Last week our polling firm, RealClear Opinion Research, released a new survey showing that health care is far and away the most important issue to Americans. At 36%, it was 10 percentage points above the number two issue – the economy – and more than 21 points ahead immigration, which ranked as the number three issue at 15%. (Education and the environment were tied at 11%, and foreign policy ranked last at just 3%.)

Attitudes about our current health care system were even more striking. Although 72% of registered voters rated their own health care as “excellent” or “good,” just 4% said the system was working for all Americans well enough that it needs no significant changes, while 28% think the current system is broken and needs to be replaced.  The vast majority (68%) is somewhere in the middle, viewing the current system either positively or negatively but agreeing that it is in need of improvements.

RealClear Opinion Research pollster John Della Volpe described the findings this way: “Significant proportions of Democrats, Republicans, and Independents agree that the current system needs substantial reform. The debate will be where to start, and how dramatic the correction.”

Democrats are already having that debate. Every single one of the 23 candidates running for the party’s nomination has embraced some form of reform, from expanding Obamacare or advocating “Medicare for All” to calling for a government-run single-payer system.

Meanwhile Trump and the GOP are standing on the sidelines. Nearly two months ago, Trump’s Justice Department came out in support of a Texas district court ruling striking down all of Obamacare. At the same time, the president took to Twitter (where else?) to declare that “the Republican Party will become ‘The Party of Healthcare!'”

Trump claimed that “the Republicans are developing a really great healthcare plan with far lower premiums (cost) & deductibles than Obamacare,” further promising that a “vote will be taken right after the Election when Republicans hold the Senate & win…”

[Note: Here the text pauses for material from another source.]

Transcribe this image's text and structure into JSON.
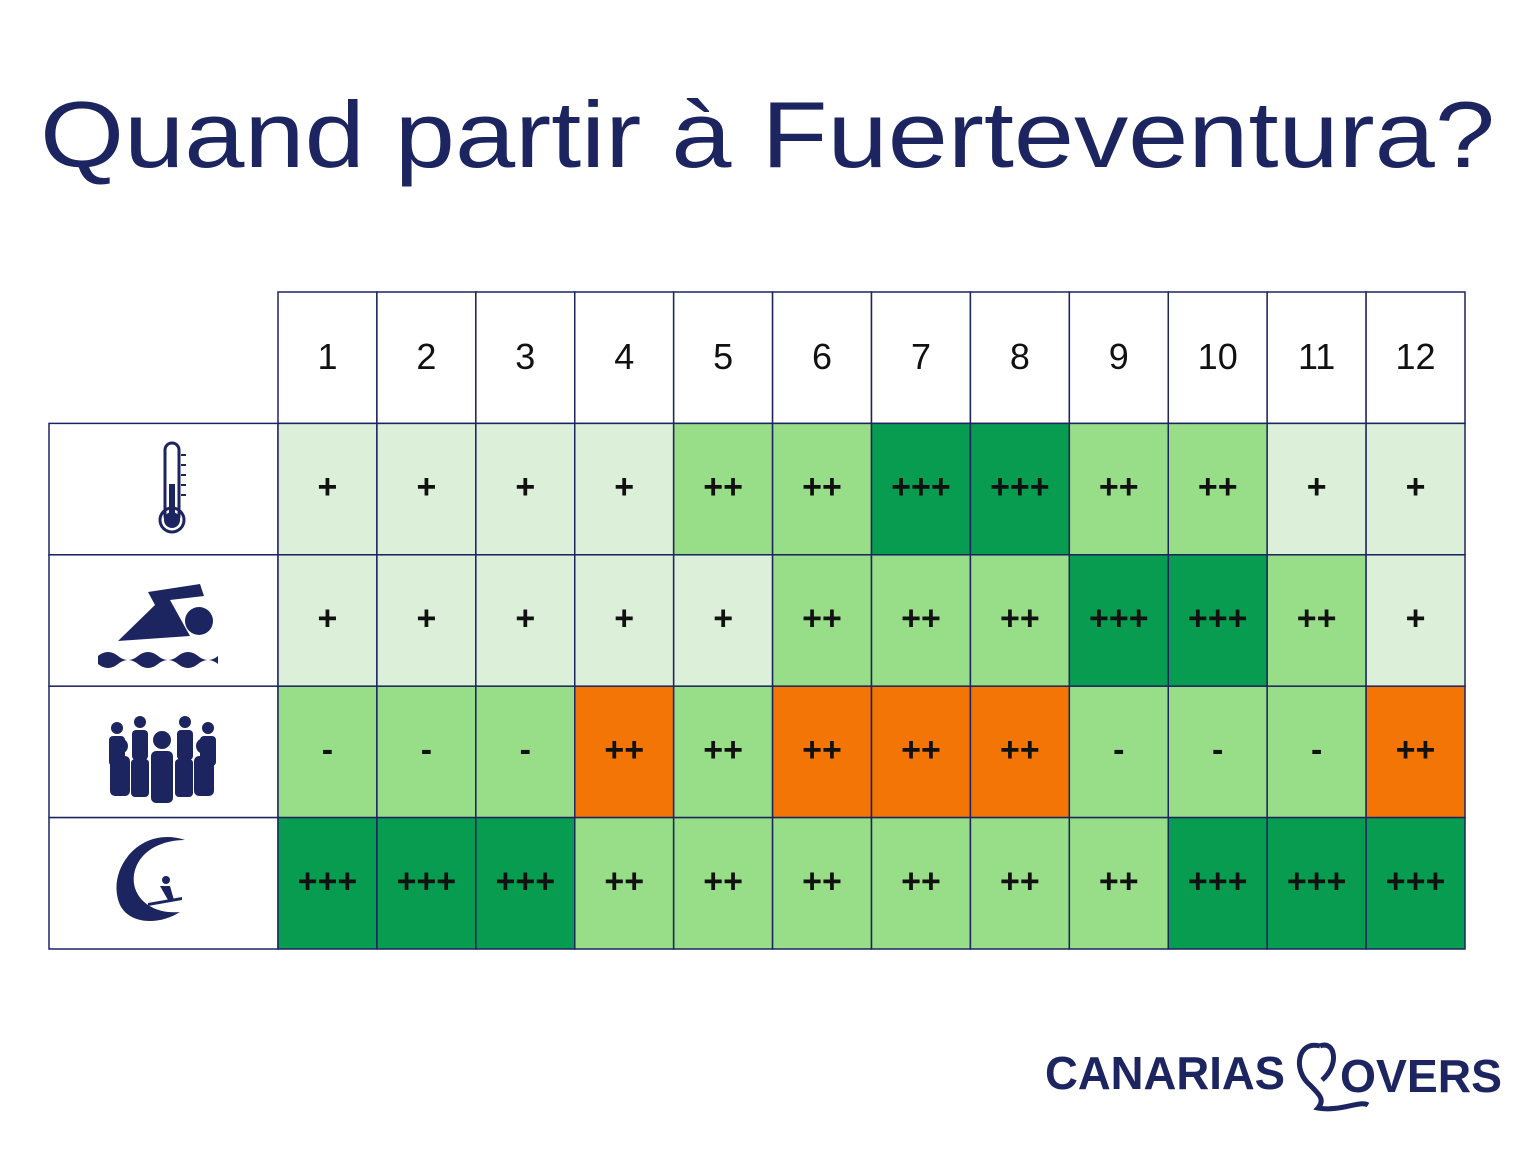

After Republicans complained Trump had caught them off guard, on April 3 the president tweeted, “I was never planning a vote prior to the 2020 Election on the wonderful HealthCare package that some very talented people are now developing for me & the Republican Party. It will be on full display during the Election as a much better & less expensive alternative to ObamaCare…”

Since then, crickets. The thumping the GOP took in the House in 2018 should have been a wake-up call given the prominent role health care played in sending Republicans down to defeat. According to exit polls, 41% of voters in 2018 said health care was the most important issue facing the country, with immigration and the economy running a distant second and third place at 23% and 22%, respectively. More than two-thirds of voters said the health care system needed “major changes.”

Notice how closely those numbers mirror our new findings from RealClear Opinion Research. Six months after Republicans lost the House, voters’ opinions about the importance of health care and the need for reform haven’t budged. If  the president and his party don’t come up with a viable plan to address voters’ concerns, they may find it’s “déjà vu all over again” in 2020.